A former priest who disrupted the British Grand Prix and Olympic Marathon has been banned from attending the Epsom Derby race meeting.
Horan disrupted the 2004 Olympic marathon in Athens
Racecourse officials went to court to prevent Cornelius Horan from coming within two miles of the track for the fixture on Friday and Saturday.
Horan, of Nunhead, south east London, promised the court he would stay away.
"It was in the interest of the safety of horses, riders and 'Father' Horan himself," said Epsom's Stephen Wallis.
Horan made headlines worldwide when he jostled a marathon runner at the 2004 Olympic Games in Athens.
He pushed Brazilian Vanderlei de Lima to the side of the road four miles from the finish. De Lima eventually took the bronze medal.

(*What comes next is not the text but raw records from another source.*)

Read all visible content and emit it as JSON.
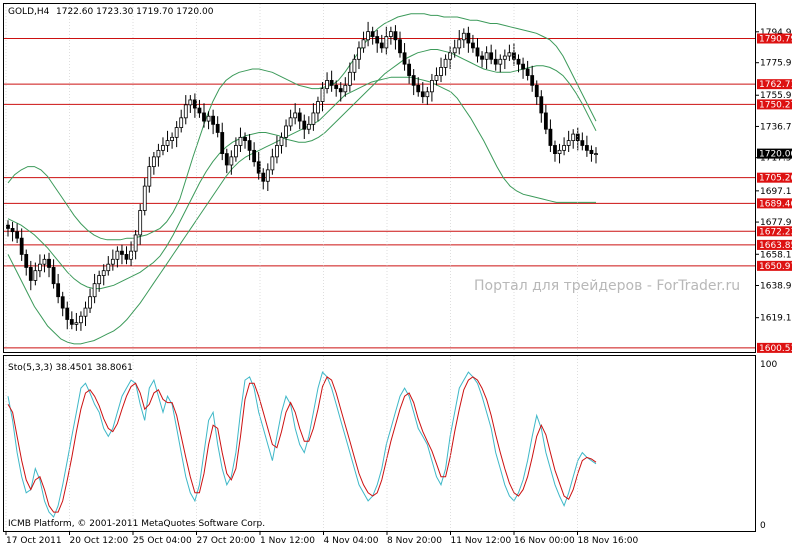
{
  "colors": {
    "background": "#ffffff",
    "candle": "#000000",
    "bands": "#3c9a5a",
    "level_line": "#cc1111",
    "level_label_bg": "#dd1111",
    "level_label_text": "#ffffff",
    "stoch_main": "#3fb8c8",
    "stoch_signal": "#cc1111",
    "grid": "#c8c8c8",
    "watermark": "#b8b8b8"
  },
  "header": {
    "symbol_timeframe": "GOLD,H4",
    "ohlc": "1722.60 1723.30 1719.70 1720.00"
  },
  "watermark": "Портал для трейдеров - ForTrader.ru",
  "copyright": "ICMB Platform, © 2001-2011 MetaQuotes Software Corp.",
  "indicator": {
    "label": "Sto(5,3,3) 38.4501 38.8061",
    "scale_top": "100",
    "scale_bottom": "0"
  },
  "chart_data": {
    "type": "candlestick",
    "symbol": "GOLD",
    "timeframe": "H4",
    "price_axis": {
      "ticks": [
        "1794.90",
        "1775.90",
        "1755.90",
        "1736.70",
        "1717.50",
        "1697.10",
        "1677.90",
        "1658.10",
        "1638.90",
        "1619.10"
      ],
      "ylim": [
        1598,
        1812
      ]
    },
    "current_price": "1720.00",
    "levels": [
      "1790.79",
      "1762.71",
      "1750.27",
      "1705.20",
      "1689.40",
      "1672.23",
      "1663.85",
      "1650.97",
      "1600.53"
    ],
    "time_axis": [
      "17 Oct 2011",
      "20 Oct 12:00",
      "25 Oct 04:00",
      "27 Oct 20:00",
      "1 Nov 12:00",
      "4 Nov 04:00",
      "8 Nov 20:00",
      "11 Nov 12:00",
      "16 Nov 00:00",
      "18 Nov 16:00"
    ],
    "close": [
      1674,
      1672,
      1668,
      1658,
      1650,
      1642,
      1648,
      1652,
      1655,
      1650,
      1640,
      1632,
      1625,
      1618,
      1615,
      1616,
      1620,
      1625,
      1632,
      1640,
      1645,
      1648,
      1652,
      1655,
      1660,
      1658,
      1655,
      1660,
      1670,
      1685,
      1700,
      1712,
      1718,
      1722,
      1725,
      1728,
      1730,
      1736,
      1742,
      1750,
      1753,
      1748,
      1745,
      1740,
      1743,
      1738,
      1733,
      1720,
      1713,
      1718,
      1725,
      1730,
      1728,
      1722,
      1715,
      1708,
      1703,
      1710,
      1718,
      1725,
      1730,
      1737,
      1742,
      1745,
      1740,
      1735,
      1738,
      1745,
      1752,
      1760,
      1765,
      1762,
      1760,
      1758,
      1762,
      1770,
      1778,
      1785,
      1790,
      1795,
      1792,
      1788,
      1785,
      1792,
      1795,
      1790,
      1782,
      1775,
      1768,
      1762,
      1758,
      1755,
      1758,
      1765,
      1768,
      1773,
      1778,
      1782,
      1785,
      1790,
      1794,
      1788,
      1785,
      1780,
      1778,
      1782,
      1778,
      1775,
      1778,
      1780,
      1782,
      1778,
      1775,
      1772,
      1768,
      1762,
      1755,
      1745,
      1735,
      1725,
      1720,
      1722,
      1725,
      1728,
      1732,
      1728,
      1725,
      1722,
      1720,
      1720
    ],
    "bands": {
      "period_note": "",
      "upper": [
        1702,
        1707,
        1710,
        1712,
        1712,
        1710,
        1706,
        1700,
        1694,
        1688,
        1682,
        1677,
        1673,
        1670,
        1668,
        1667,
        1667,
        1667,
        1668,
        1668,
        1669,
        1670,
        1672,
        1674,
        1678,
        1684,
        1692,
        1705,
        1718,
        1730,
        1742,
        1752,
        1760,
        1765,
        1768,
        1770,
        1771,
        1772,
        1772,
        1771,
        1770,
        1768,
        1766,
        1764,
        1762,
        1761,
        1760,
        1760,
        1761,
        1762,
        1765,
        1770,
        1776,
        1782,
        1788,
        1793,
        1797,
        1800,
        1802,
        1804,
        1805,
        1806,
        1806,
        1806,
        1805,
        1805,
        1804,
        1804,
        1804,
        1803,
        1802,
        1802,
        1801,
        1800,
        1800,
        1799,
        1798,
        1797,
        1796,
        1795,
        1794,
        1792,
        1790,
        1786,
        1780,
        1772,
        1764,
        1756,
        1748,
        1740
      ],
      "middle": [
        1680,
        1678,
        1676,
        1673,
        1670,
        1666,
        1662,
        1657,
        1652,
        1647,
        1643,
        1640,
        1638,
        1637,
        1637,
        1638,
        1639,
        1641,
        1643,
        1645,
        1647,
        1650,
        1653,
        1657,
        1663,
        1670,
        1678,
        1686,
        1694,
        1702,
        1709,
        1715,
        1720,
        1724,
        1727,
        1729,
        1731,
        1732,
        1733,
        1733,
        1732,
        1731,
        1729,
        1728,
        1727,
        1727,
        1728,
        1730,
        1733,
        1737,
        1741,
        1745,
        1749,
        1753,
        1757,
        1761,
        1765,
        1769,
        1772,
        1775,
        1778,
        1780,
        1782,
        1783,
        1784,
        1784,
        1783,
        1782,
        1780,
        1778,
        1776,
        1774,
        1772,
        1771,
        1770,
        1770,
        1770,
        1771,
        1772,
        1773,
        1774,
        1774,
        1773,
        1771,
        1768,
        1763,
        1757,
        1750,
        1742,
        1734
      ],
      "lower": [
        1658,
        1650,
        1642,
        1634,
        1626,
        1620,
        1614,
        1610,
        1606,
        1604,
        1603,
        1603,
        1604,
        1605,
        1607,
        1609,
        1611,
        1614,
        1618,
        1623,
        1628,
        1634,
        1640,
        1646,
        1652,
        1658,
        1664,
        1670,
        1676,
        1682,
        1688,
        1694,
        1700,
        1706,
        1711,
        1715,
        1718,
        1720,
        1722,
        1724,
        1726,
        1728,
        1730,
        1732,
        1734,
        1736,
        1738,
        1740,
        1744,
        1748,
        1752,
        1756,
        1758,
        1760,
        1762,
        1764,
        1765,
        1766,
        1767,
        1767,
        1767,
        1767,
        1766,
        1765,
        1764,
        1762,
        1760,
        1758,
        1754,
        1748,
        1742,
        1735,
        1728,
        1720,
        1712,
        1705,
        1700,
        1697,
        1695,
        1694,
        1693,
        1692,
        1691,
        1690,
        1690,
        1690,
        1690,
        1690,
        1690,
        1690
      ]
    },
    "stochastic": {
      "ylim": [
        0,
        100
      ],
      "main": [
        80,
        65,
        45,
        30,
        20,
        22,
        35,
        28,
        15,
        8,
        5,
        12,
        25,
        40,
        55,
        70,
        85,
        88,
        82,
        75,
        70,
        60,
        55,
        60,
        70,
        80,
        85,
        90,
        88,
        75,
        65,
        85,
        90,
        80,
        70,
        80,
        75,
        60,
        45,
        30,
        20,
        15,
        25,
        45,
        65,
        70,
        50,
        35,
        25,
        30,
        45,
        70,
        90,
        92,
        85,
        70,
        60,
        50,
        40,
        55,
        70,
        80,
        75,
        60,
        50,
        45,
        55,
        70,
        85,
        95,
        92,
        85,
        75,
        65,
        55,
        45,
        35,
        25,
        20,
        15,
        18,
        25,
        35,
        50,
        60,
        70,
        80,
        85,
        80,
        70,
        60,
        55,
        50,
        40,
        30,
        25,
        35,
        55,
        70,
        85,
        90,
        95,
        92,
        88,
        80,
        70,
        60,
        45,
        35,
        25,
        18,
        15,
        20,
        28,
        40,
        55,
        68,
        60,
        45,
        35,
        25,
        18,
        12,
        20,
        30,
        40,
        45,
        42,
        40,
        38
      ],
      "signal": [
        75,
        70,
        55,
        40,
        28,
        22,
        28,
        30,
        22,
        12,
        8,
        8,
        15,
        28,
        42,
        58,
        72,
        82,
        84,
        80,
        74,
        66,
        60,
        58,
        63,
        72,
        80,
        86,
        88,
        82,
        72,
        75,
        82,
        84,
        78,
        76,
        76,
        68,
        55,
        42,
        30,
        20,
        20,
        32,
        50,
        62,
        60,
        45,
        32,
        28,
        35,
        55,
        78,
        88,
        88,
        80,
        70,
        60,
        50,
        48,
        58,
        70,
        76,
        70,
        60,
        52,
        52,
        60,
        72,
        86,
        92,
        90,
        82,
        72,
        62,
        52,
        42,
        32,
        25,
        20,
        18,
        20,
        28,
        40,
        52,
        62,
        72,
        80,
        82,
        76,
        66,
        58,
        52,
        46,
        38,
        30,
        30,
        42,
        58,
        72,
        84,
        90,
        92,
        90,
        85,
        78,
        68,
        56,
        45,
        35,
        26,
        20,
        18,
        22,
        30,
        42,
        55,
        62,
        56,
        45,
        34,
        26,
        18,
        16,
        22,
        32,
        40,
        42,
        41,
        39
      ]
    }
  }
}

The protester wore a kilt and a green beret and a white placard with the words "The Grand Prix priest. Israel fulfillment of prophecy says the bible, the second coming is near," on it.

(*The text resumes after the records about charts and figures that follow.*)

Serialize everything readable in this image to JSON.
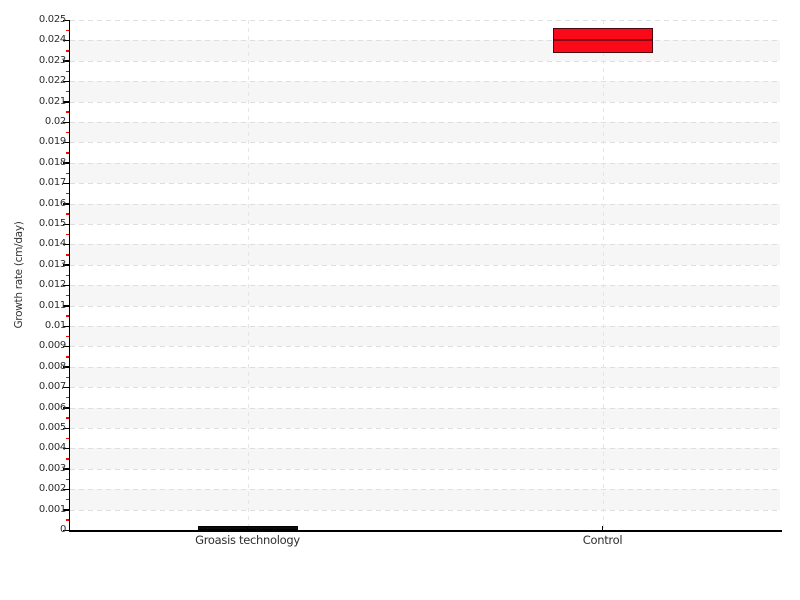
{
  "page": {
    "background": "#ffffff"
  },
  "chart_data": {
    "type": "box",
    "title": "",
    "xlabel": "",
    "ylabel": "Growth rate (cm/day)",
    "categories": [
      "Groasis technology",
      "Control"
    ],
    "series": [
      {
        "category": "Groasis technology",
        "low": 0.0,
        "high": 0.0002,
        "median": null,
        "fill": "#0a0a0a",
        "border": "#000000",
        "median_color": null
      },
      {
        "category": "Control",
        "low": 0.0234,
        "high": 0.0246,
        "median": 0.024,
        "fill": "#fa0a19",
        "border": "#47080e",
        "median_color": "#8b0010"
      }
    ],
    "ylim": [
      0,
      0.025
    ],
    "ytick_step": 0.001,
    "yminor_step": 0.0005,
    "ytick_labels": [
      "0",
      "0.001",
      "0.002",
      "0.003",
      "0.004",
      "0.005",
      "0.006",
      "0.007",
      "0.008",
      "0.009",
      "0.01",
      "0.011",
      "0.012",
      "0.013",
      "0.014",
      "0.015",
      "0.016",
      "0.017",
      "0.018",
      "0.019",
      "0.02",
      "0.021",
      "0.022",
      "0.023",
      "0.024",
      "0.025"
    ],
    "legend": null,
    "grid": {
      "horizontal": "dashed",
      "vertical_at_categories": "dashed",
      "gridline_color": "#dedede",
      "vertical_gridline_color": "#e6e6e6",
      "band_color": "#f6f6f6",
      "alternating_bands": true,
      "minor_tick_color": "#ff0000",
      "axis_color": "#000000",
      "label_color": "#2e2e2e"
    }
  }
}
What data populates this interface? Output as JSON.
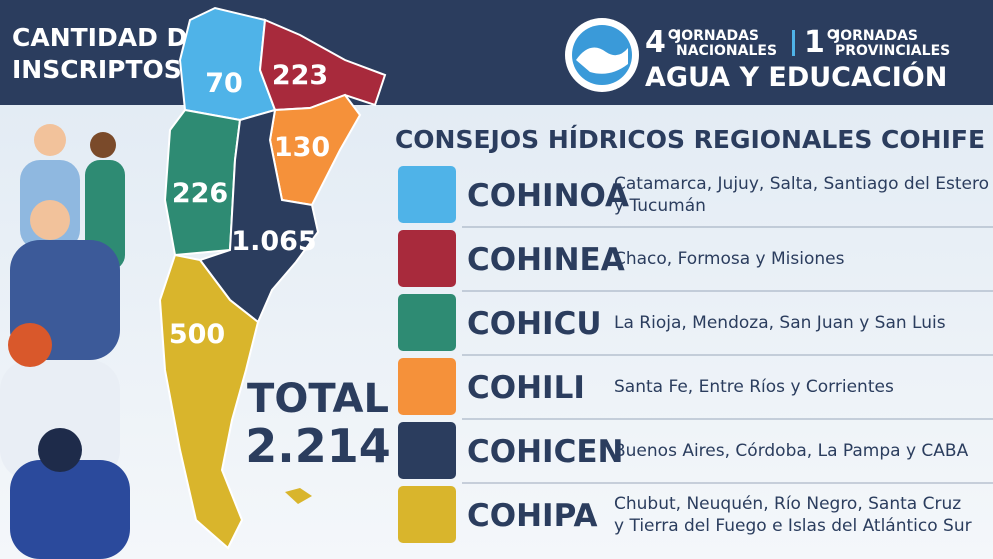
{
  "header": {
    "title_line1": "CANTIDAD DE",
    "title_line2": "INSCRIPTOS",
    "logo": {
      "national_edition": "4°",
      "national_line1": "JORNADAS",
      "national_line2": "NACIONALES",
      "provincial_edition": "1°",
      "provincial_line1": "JORNADAS",
      "provincial_line2": "PROVINCIALES",
      "subtitle": "AGUA Y EDUCACIÓN"
    }
  },
  "map": [
    {
      "count": "70"
    },
    {
      "count": "223"
    },
    {
      "count": "130"
    },
    {
      "count": "226"
    },
    {
      "count": "1.065"
    },
    {
      "count": "500"
    }
  ],
  "total": {
    "label": "TOTAL",
    "value": "2.214"
  },
  "panel": {
    "title": "CONSEJOS HÍDRICOS REGIONALES COHIFE",
    "rows": [
      {
        "name": "COHINOA",
        "color": "#4fb3e8",
        "description": [
          "Catamarca, Jujuy, Salta, Santiago del Estero",
          "y Tucumán"
        ]
      },
      {
        "name": "COHINEA",
        "color": "#a82a3c",
        "description": [
          "Chaco, Formosa y Misiones"
        ]
      },
      {
        "name": "COHICU",
        "color": "#2e8b73",
        "description": [
          "La Rioja, Mendoza, San Juan y San Luis"
        ]
      },
      {
        "name": "COHILI",
        "color": "#f5913a",
        "description": [
          "Santa Fe, Entre Ríos y Corrientes"
        ]
      },
      {
        "name": "COHICEN",
        "color": "#2b3d5e",
        "description": [
          "Buenos Aires, Córdoba, La Pampa y CABA"
        ]
      },
      {
        "name": "COHIPA",
        "color": "#d9b52c",
        "description": [
          "Chubut, Neuquén, Río Negro, Santa Cruz",
          "y Tierra del Fuego e Islas del Atlántico Sur"
        ]
      }
    ]
  }
}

But at a High Court hearing ahead of the Derby, he pledged to stay away from the course, which expects a crowd of more than 100,000 on Saturday.
The 57-year-old former Roman Catholic cleric gave an undertaking to Mrs Justice Gloster that he would not enter a two-mile exclusion zone around the Surrey course between 0600 BST on Friday and 2300 on Saturday.
Nicholas De Marco, counsel for Epsom Downs Racecourse Ltd, which had launched injunction proceedings against Horan, said his client was prepared to accept the undertaking.
He told the judge that he stood before her with "my right hand on the Bible" to "swear a solemn oath promising to do what the claimants want".
Before the Olympics, Horan disrupted the Grand Prix at Silverstone in 2003.